The billionaire said in an email to staff on April 29 that he was dissolving the entire team behind Tesla’s charging infrastructure, per The Information. Musk has since walked back this decision and rehired some of the workers, per Bloomberg.
Musk did a one-on-one meeting with Supercharger chief Rebecca Tinucci the day before the email went out, Reuters reported, citing four individuals familiar with the matter.
According to the outlet, Musk axed Tinucci’s entire team because she didn’t want to lay off more employees. Tinucci had already laid off around 15% to 20% of her team before meeting Musk, per Reuters.
Representatives for Tesla, Musk, and Tinucci didn’t respond to Reuters’ request for comment.
Last month, Musk announced Tesla’s first round of mass layoffs for the year, telling staff in a memo that he was laying off more than 10% of employees.
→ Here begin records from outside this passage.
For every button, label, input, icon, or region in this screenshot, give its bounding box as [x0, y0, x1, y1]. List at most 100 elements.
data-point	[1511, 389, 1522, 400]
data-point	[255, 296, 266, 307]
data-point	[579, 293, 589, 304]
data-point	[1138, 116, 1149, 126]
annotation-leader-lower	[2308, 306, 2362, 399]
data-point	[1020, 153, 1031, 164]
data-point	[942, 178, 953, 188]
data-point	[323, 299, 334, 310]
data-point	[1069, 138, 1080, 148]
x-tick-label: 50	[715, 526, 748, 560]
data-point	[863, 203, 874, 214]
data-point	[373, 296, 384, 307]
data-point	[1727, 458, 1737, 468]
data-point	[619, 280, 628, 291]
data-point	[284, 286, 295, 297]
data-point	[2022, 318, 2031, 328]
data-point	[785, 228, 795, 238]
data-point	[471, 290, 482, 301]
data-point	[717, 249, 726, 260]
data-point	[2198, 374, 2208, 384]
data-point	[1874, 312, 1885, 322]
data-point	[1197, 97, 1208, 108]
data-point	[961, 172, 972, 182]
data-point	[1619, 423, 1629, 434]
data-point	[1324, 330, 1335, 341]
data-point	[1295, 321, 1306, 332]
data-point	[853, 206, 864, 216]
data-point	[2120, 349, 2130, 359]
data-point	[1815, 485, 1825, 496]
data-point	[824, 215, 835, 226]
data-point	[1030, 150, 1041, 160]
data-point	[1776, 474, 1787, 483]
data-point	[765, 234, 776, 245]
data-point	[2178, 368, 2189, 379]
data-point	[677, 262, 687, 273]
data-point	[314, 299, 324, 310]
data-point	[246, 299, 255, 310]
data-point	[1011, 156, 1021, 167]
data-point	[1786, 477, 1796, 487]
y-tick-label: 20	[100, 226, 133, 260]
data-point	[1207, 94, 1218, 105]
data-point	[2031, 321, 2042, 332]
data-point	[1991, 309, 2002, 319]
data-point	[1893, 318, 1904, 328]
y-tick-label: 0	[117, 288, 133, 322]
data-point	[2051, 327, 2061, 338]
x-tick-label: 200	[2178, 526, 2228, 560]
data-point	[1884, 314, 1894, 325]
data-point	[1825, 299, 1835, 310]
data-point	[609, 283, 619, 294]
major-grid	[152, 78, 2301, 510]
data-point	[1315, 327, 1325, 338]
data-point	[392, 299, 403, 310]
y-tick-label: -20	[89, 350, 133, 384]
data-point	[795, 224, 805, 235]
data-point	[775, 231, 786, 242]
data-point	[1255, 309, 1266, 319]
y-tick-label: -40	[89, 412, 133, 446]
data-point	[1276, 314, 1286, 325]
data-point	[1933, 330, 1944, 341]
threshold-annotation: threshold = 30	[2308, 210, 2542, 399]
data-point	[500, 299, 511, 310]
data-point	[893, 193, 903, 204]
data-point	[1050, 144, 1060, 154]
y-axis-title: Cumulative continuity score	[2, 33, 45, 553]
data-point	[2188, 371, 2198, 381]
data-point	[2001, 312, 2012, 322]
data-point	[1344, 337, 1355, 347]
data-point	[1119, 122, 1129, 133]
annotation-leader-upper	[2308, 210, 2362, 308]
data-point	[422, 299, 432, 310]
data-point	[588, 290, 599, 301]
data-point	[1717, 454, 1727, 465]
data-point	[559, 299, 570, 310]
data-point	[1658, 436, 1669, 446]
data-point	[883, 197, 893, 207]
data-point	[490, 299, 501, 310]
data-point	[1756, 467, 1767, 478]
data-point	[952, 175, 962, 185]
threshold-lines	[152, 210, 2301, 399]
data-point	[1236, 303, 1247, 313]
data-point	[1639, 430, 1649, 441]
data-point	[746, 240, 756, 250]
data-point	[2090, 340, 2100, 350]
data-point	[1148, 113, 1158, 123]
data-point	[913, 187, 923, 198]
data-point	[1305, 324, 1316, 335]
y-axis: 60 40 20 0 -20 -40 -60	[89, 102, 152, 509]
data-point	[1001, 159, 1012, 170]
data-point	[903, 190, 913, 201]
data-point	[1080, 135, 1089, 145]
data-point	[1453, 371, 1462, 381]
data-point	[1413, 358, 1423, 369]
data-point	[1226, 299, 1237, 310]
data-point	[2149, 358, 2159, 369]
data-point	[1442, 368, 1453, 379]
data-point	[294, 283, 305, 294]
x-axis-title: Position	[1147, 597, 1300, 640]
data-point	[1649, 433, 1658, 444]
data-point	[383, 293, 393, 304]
Tesla employed more than 140,000 staff before the layoffs.
The widespread job cuts came as the company grapples with poor sales and increased competition from Chinese automakers like BYD.
At one point, Musk was considering culling Tesla’s workforce by 20% to match the most recent reduction in quarterly vehicle deliveries, Bloomberg reported on April 21, citing a person familiar with the matter.
When Musk announced the Supercharger team’s dissolution last month, he added that he would start asking Tesla executives who retain “more than three people who don’t obviously pass the excellent, necessary and trustworthy test” to resign, per an email obtained by The Information.
“Hopefully these actions are making it clear that we need to be absolutely hard core about headcount and cost reduction,” Musk wrote.
But that “hard core” move resulted in some immediate problems.
Major automakers who adopted Tesla’s charging tech, such as General Motors, Ford, and Mercedes Benz, were left hanging with the sudden elimination of the Supercharger division.
Tesla’s investors and partners also criticized the sudden move, upset with the company’s radio silence following the Supercharger team’s dismissal.
“There’s no one remaining from the team that we worked with. In terms of formal communication from Tesla, we haven’t received anything,” Aaron Luque, the CEO EnviroSpark, which installs Tesla chargers, told BI.
The ensuing backlash might have been crucial in changing Musk’s mind. The Tesla chief moved quickly to assuage concerns, and assured investors that Tesla’s Supercharger network isn’t going anywhere.
“Tesla still plans to grow the Supercharger network, just at a slower pace for new locations and more focus on 100% uptime and expansion of existing locations,” he wrote in an X post on April 30.
Musk’s about-turn could also have been influenced by Tesla’s commitments to the US government.
The company won almost 13% of all EV charging awards from President Joe Biden’s bipartisan infrastructure law, Politico reported in February, citing data it reviewed. A slowdown in the rollout of Tesla’s charging infrastructure would thus be a setback for Biden’s clean-energy agenda.
“Just to reiterate: Tesla will spend well over $500M expanding our Supercharger network to create thousands of NEW chargers this year,” Musk said in an X post on Friday.
Representatives for Tesla didn’t immediately respond to a request for comment from BI sent outside regular business hours.